Patterns of transcriptional activity are encoded in our genome through regulatory elements such as promoters or enhancers that, paradoxically, contain similar assortments of sequence-specific transcription factor (TF) binding sites. Knowledge of how these sequence motifs encode multiple, often overlapping, gene expression programs is central to understanding gene regulation and how mutations in non-coding DNA manifest in disease. Here, by studying gene regulation from the perspective of individual transcription start sites (TSSs), using natural genetic variation, perturbation of endogenous TF protein levels and massively parallel analysis of natural and synthetic regulatory elements, we show that the effect of TF binding on transcription initiation is position dependent.

Knowledge of position dependence can help geneticists understand how information is conveyed from genome to organism. Information is a key word in intelligent design theory.

More broadly, these findings reveal how similar assortments of TF binding sites can generate distinct gene regulatory outcomes depending on their spatial configuration and how DNA sequence polymorphisms may contribute to transcription variation and disease and underscore a critical role for TSS data in decoding the regulatory information of our genome.

Without regulation, the genome is merely a sequence of letters. Grammar gives it meaning and life. And embedded in the genomic code is another code—a regulatory code—that turns mere text into functional activity. Other ID keywords include code and function. The word “function” appears dozens of times in the paper.

These findings highlight the importance of accurate TSS positional information to decode TF function, and provide an explanation as to why it has been so challenging to predict gene expression programs from DNA sequence alone.
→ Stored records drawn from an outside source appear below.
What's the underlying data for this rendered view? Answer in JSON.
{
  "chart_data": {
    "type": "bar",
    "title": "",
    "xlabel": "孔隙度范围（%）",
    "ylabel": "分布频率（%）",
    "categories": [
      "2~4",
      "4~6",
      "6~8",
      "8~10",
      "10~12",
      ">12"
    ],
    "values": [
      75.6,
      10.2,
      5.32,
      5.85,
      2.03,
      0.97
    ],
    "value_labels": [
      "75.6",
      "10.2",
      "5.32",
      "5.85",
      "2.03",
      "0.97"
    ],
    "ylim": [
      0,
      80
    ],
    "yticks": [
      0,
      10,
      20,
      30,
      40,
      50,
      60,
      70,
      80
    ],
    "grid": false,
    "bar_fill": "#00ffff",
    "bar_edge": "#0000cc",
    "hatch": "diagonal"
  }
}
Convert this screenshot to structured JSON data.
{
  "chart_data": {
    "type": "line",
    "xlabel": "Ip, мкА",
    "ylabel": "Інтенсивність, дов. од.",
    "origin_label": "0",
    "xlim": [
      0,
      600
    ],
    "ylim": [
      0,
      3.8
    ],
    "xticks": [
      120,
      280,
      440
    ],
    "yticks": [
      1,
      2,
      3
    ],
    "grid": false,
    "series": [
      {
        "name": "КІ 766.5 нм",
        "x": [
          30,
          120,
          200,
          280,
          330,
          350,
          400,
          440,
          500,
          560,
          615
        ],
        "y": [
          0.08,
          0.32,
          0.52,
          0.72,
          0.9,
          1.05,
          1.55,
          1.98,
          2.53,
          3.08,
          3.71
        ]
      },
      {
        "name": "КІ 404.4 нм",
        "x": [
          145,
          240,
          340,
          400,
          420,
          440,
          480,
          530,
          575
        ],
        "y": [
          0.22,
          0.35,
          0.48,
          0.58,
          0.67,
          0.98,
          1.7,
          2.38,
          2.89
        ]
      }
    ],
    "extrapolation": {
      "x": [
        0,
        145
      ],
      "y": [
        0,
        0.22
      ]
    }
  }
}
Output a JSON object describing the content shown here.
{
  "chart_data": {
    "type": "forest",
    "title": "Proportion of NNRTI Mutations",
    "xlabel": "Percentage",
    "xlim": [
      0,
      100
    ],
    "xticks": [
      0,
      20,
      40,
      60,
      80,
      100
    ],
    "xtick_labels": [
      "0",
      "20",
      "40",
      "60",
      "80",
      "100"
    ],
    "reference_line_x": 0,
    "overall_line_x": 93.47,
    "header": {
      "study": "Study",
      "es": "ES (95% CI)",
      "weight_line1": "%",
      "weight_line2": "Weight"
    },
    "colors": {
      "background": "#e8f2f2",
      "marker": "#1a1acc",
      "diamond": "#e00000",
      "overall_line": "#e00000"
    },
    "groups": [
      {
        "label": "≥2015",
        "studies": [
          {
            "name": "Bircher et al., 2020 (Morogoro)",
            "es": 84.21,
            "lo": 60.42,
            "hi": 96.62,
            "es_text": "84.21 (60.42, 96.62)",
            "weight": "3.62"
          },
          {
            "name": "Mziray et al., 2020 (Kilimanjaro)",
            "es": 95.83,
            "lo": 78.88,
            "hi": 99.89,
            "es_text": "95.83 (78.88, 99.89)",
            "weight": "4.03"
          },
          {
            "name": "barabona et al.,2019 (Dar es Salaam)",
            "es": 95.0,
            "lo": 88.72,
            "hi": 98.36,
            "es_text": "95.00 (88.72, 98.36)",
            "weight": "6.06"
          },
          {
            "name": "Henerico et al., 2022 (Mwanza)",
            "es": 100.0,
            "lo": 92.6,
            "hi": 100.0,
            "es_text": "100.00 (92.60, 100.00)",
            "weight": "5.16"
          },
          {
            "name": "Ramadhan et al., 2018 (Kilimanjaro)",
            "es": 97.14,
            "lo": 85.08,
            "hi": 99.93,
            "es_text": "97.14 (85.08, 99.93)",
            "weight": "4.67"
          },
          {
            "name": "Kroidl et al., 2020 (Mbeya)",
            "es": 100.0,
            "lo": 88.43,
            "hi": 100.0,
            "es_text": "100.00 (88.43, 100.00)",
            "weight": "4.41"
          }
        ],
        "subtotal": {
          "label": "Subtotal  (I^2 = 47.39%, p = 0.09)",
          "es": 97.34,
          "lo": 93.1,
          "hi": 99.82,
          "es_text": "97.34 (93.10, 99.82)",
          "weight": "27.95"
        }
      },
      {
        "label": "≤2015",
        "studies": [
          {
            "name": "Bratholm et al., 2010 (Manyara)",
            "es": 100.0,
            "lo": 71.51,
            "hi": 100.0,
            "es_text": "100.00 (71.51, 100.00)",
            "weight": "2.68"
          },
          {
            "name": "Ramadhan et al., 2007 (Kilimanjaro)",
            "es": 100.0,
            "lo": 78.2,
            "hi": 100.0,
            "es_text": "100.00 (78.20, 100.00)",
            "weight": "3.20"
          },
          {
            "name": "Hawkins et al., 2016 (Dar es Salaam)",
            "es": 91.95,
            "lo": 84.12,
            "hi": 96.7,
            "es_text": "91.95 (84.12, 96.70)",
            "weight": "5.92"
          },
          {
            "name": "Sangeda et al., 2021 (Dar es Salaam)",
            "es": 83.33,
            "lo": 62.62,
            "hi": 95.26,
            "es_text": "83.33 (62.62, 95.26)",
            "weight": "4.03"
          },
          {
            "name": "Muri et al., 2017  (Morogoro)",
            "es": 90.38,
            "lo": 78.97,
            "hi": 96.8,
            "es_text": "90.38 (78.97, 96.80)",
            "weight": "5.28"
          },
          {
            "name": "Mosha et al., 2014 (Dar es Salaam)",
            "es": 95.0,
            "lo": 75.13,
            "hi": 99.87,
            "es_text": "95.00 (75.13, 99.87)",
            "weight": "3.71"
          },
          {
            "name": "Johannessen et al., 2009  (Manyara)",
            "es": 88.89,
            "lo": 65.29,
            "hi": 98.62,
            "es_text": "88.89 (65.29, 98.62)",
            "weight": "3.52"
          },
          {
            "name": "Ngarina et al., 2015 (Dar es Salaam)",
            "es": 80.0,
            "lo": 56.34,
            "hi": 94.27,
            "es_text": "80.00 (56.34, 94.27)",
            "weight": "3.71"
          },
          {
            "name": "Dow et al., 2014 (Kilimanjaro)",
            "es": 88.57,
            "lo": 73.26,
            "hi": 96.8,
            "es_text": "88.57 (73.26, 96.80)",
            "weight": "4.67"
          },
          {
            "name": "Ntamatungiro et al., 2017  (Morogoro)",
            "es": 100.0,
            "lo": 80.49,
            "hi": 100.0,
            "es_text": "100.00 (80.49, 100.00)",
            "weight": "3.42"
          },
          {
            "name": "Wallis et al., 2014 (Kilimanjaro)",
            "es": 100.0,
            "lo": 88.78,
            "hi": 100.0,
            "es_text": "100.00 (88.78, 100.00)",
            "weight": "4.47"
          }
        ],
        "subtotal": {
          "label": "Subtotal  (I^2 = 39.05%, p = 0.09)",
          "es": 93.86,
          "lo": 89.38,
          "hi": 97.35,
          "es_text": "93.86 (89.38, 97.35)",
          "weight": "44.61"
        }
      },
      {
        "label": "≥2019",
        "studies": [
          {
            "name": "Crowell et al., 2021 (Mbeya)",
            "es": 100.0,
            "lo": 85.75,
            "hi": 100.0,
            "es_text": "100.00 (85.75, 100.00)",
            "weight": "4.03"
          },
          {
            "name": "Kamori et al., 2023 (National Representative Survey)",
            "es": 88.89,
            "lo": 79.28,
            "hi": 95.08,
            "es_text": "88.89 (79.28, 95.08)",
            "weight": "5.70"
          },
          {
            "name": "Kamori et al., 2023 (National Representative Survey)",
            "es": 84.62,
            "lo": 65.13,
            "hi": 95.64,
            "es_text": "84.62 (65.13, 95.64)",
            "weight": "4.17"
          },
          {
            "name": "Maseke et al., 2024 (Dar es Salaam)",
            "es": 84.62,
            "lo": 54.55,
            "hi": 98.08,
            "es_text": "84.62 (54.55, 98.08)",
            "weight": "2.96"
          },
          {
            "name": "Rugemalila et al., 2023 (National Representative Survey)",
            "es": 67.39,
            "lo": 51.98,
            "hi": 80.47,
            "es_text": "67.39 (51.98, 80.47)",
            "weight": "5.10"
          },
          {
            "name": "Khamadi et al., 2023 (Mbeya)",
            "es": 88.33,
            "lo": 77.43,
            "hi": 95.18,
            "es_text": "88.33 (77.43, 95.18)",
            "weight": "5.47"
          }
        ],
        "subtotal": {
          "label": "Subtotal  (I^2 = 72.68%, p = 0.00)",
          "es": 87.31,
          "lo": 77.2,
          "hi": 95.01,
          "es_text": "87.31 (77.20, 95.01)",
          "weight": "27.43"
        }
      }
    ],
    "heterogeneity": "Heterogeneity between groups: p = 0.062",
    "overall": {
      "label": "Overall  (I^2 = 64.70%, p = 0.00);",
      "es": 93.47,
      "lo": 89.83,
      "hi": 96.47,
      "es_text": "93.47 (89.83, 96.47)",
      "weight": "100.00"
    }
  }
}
This paper uses “information” to speak of the human generated knowledge or know-how about gene regulation. What must the authors think of encoded information in DNA and protein molecules with no visible agent to generate it? Could codes within codes arise by unguided natural processes?

ID advocates will certainly want to explore this paper, but actually, ID scientists were way ahead of their materialist counterparts. Dr Jonathan Wells, for instances, has counted six different codes at work in the cell beyond DNA.

Try writing a code within a code, or a code that regulates another code. It’s hard. If our best intelligences can’t pull off a feat like that, how can anyone claim it arose by chance acting on lifeless matter? Without these codes operating from the start, it’s unlikely life could have even survived.